The letter of intent means that Red Cat is committed to doing business with Skypersonic or, in this case, purchasing the company to add to its ever-growing portfolio.
While it seems that the two parties want to work together in the future, this does not necessarily mean the deal will go through. We will have to wait and see if it does.
Earlier this month, Fat Shark took a trip to Skypersonic’s office in Michigan to put its proprietary technology to the test by flying a drone from approximately 1,200 miles.
In the video, there was a pilot in Florida, while the drone was all the way in Michigan. The drone was using Fat Shark’s Shark Byte system for video and the company’s remote pilot tech.

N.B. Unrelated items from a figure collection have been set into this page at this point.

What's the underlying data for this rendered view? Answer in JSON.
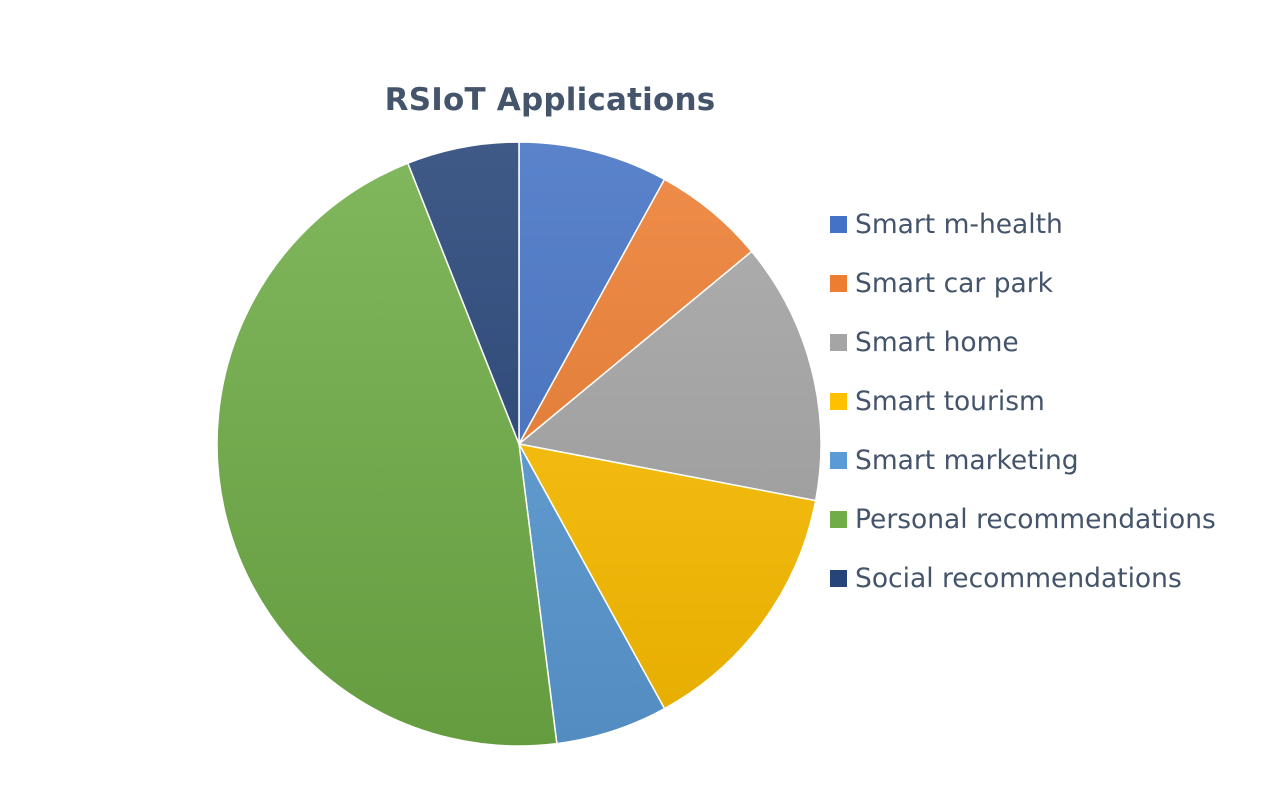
{
  "chart_data": {
    "type": "pie",
    "title": "RSIoT Applications",
    "legend_position": "right",
    "slices": [
      {
        "label": "Smart m-health",
        "value": 8,
        "color": "#4472C4"
      },
      {
        "label": "Smart car park",
        "value": 6,
        "color": "#ED7D31"
      },
      {
        "label": "Smart home",
        "value": 14,
        "color": "#A5A5A5"
      },
      {
        "label": "Smart tourism",
        "value": 14,
        "color": "#FFC000"
      },
      {
        "label": "Smart marketing",
        "value": 6,
        "color": "#5B9BD5"
      },
      {
        "label": "Personal recommendations",
        "value": 46,
        "color": "#70AD47"
      },
      {
        "label": "Social recommendations",
        "value": 6,
        "color": "#264478"
      }
    ]
  }
}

Using a special computer program, the pilot could connect a drone controller, have it automatically detected, and connect to the drone 1,200 miles away. To make this possible, the drone’s signal is sent to Skypersonic’s server in Europe, sending it back to the pilot and vice versa.

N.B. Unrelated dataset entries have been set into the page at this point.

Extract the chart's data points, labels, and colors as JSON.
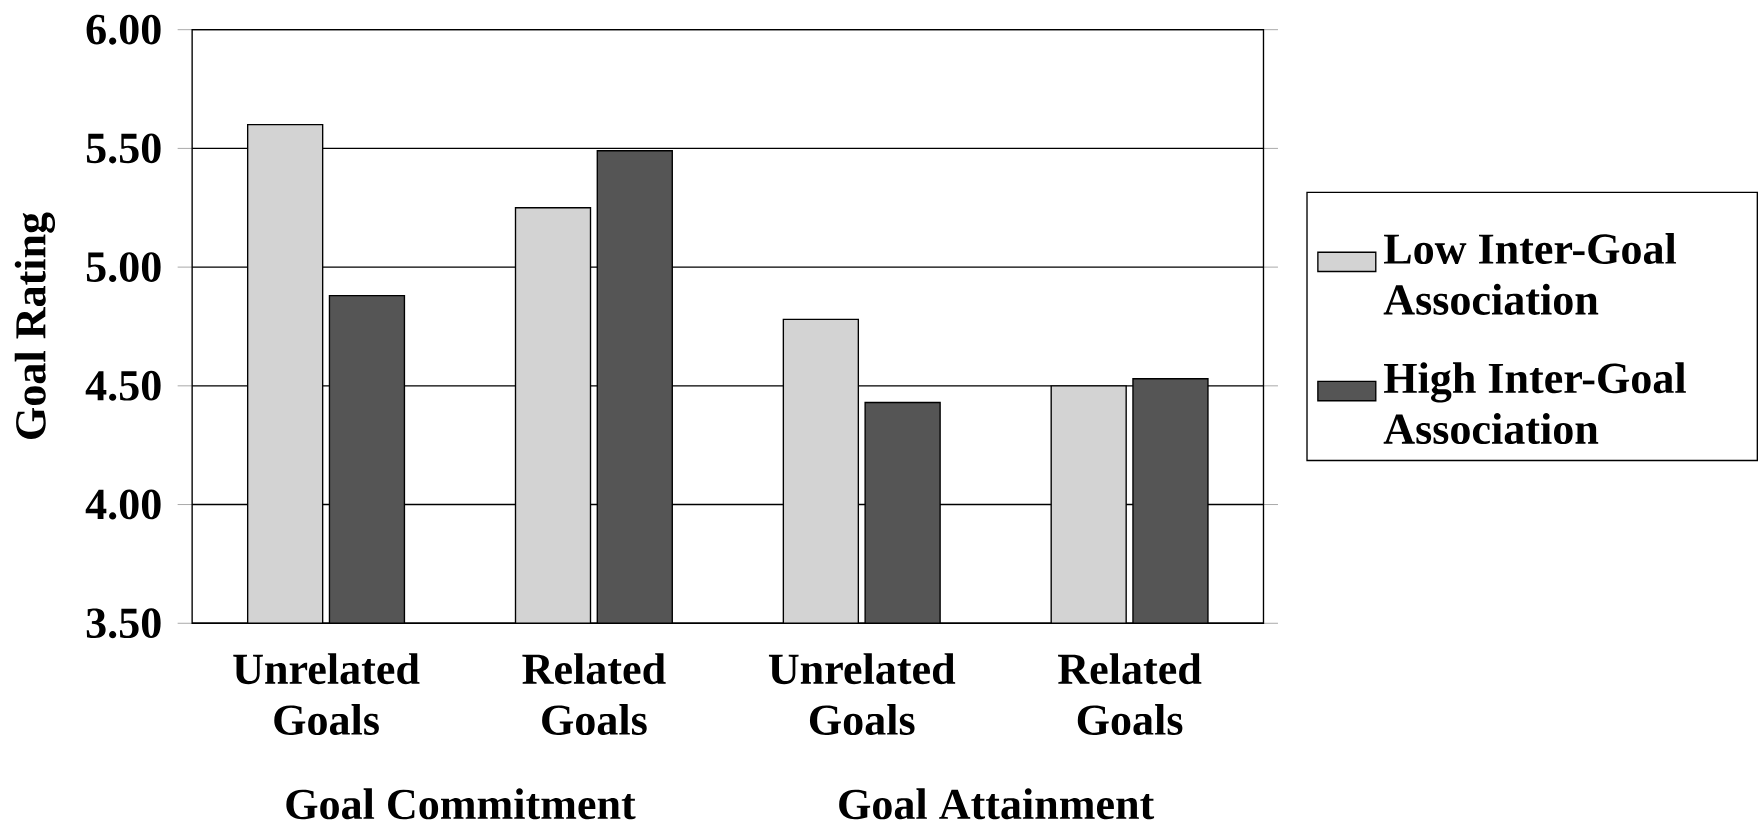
{
  "chart_data": {
    "type": "bar",
    "ylabel": "Goal Rating",
    "categories": [
      "Unrelated Goals",
      "Related Goals",
      "Unrelated Goals",
      "Related Goals"
    ],
    "series": [
      {
        "name": "Low Inter-Goal Association",
        "color": "#d3d3d3",
        "values": [
          5.6,
          5.25,
          4.78,
          4.5
        ]
      },
      {
        "name": "High Inter-Goal Association",
        "color": "#555555",
        "values": [
          4.88,
          5.49,
          4.43,
          4.53
        ]
      }
    ],
    "ylim": [
      3.5,
      6.0
    ],
    "yticks": [
      {
        "value": 3.5,
        "label": "3.50"
      },
      {
        "value": 4.0,
        "label": "4.00"
      },
      {
        "value": 4.5,
        "label": "4.50"
      },
      {
        "value": 5.0,
        "label": "5.00"
      },
      {
        "value": 5.5,
        "label": "5.50"
      },
      {
        "value": 6.0,
        "label": "6.00"
      }
    ],
    "grid": "y",
    "legend": "right",
    "annotations": [
      "Goal Commitment",
      "Goal Attainment"
    ]
  }
}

Jeffrey Thompson, CEO of Red Cat, shared:
Skypersonic Inc. shares our passion and vision for how the first-person-view (FPV) use of drone technology can enable businesses to complete critical operations in an efficient, safe manner. A Skycopter equipped with Skyloc software can complete inspections in locations that are confined, hard to reach, and inefficient to complete manually.
Once in the air, you could see that the drone was controlled without any issues. The pilot was able to get a feel for the drone and move it around. There is some lag, which is expected from a system like this. That being said, the applications for this kind of platform don’t require amazing latency anyway.
This combination of technology from both companies is perfect for situations that might be too dangerous for a drone pilot to be in. The area might be unstable or hazardous to humans, making it perfect for someone to be as far away as possible.
Another use case could be for companies with drones around the US and pilots in one control center. This would allow the pilots to access and control the drone without traveling to the specific location, which cuts down on costs and time needed to complete a job.
Giuseppe Santangelo, CEO of Skypersonic, added:
Skypersonic presently collaborates with multiple Automotive OEM (original equipment manufacturer) customers and Commercial Energy Industries located in US, Brazil, Europe, Middle East, and Asia. The transoceanic direct-fly platform has enabled our customers to perform real-time inspections with pilots and inspectors located all over the world. Combining the software solutions provided by Sklyoc, and those being developed in Dronebox by Red Cat, could result in a leading software operating platform across the entire drone industry.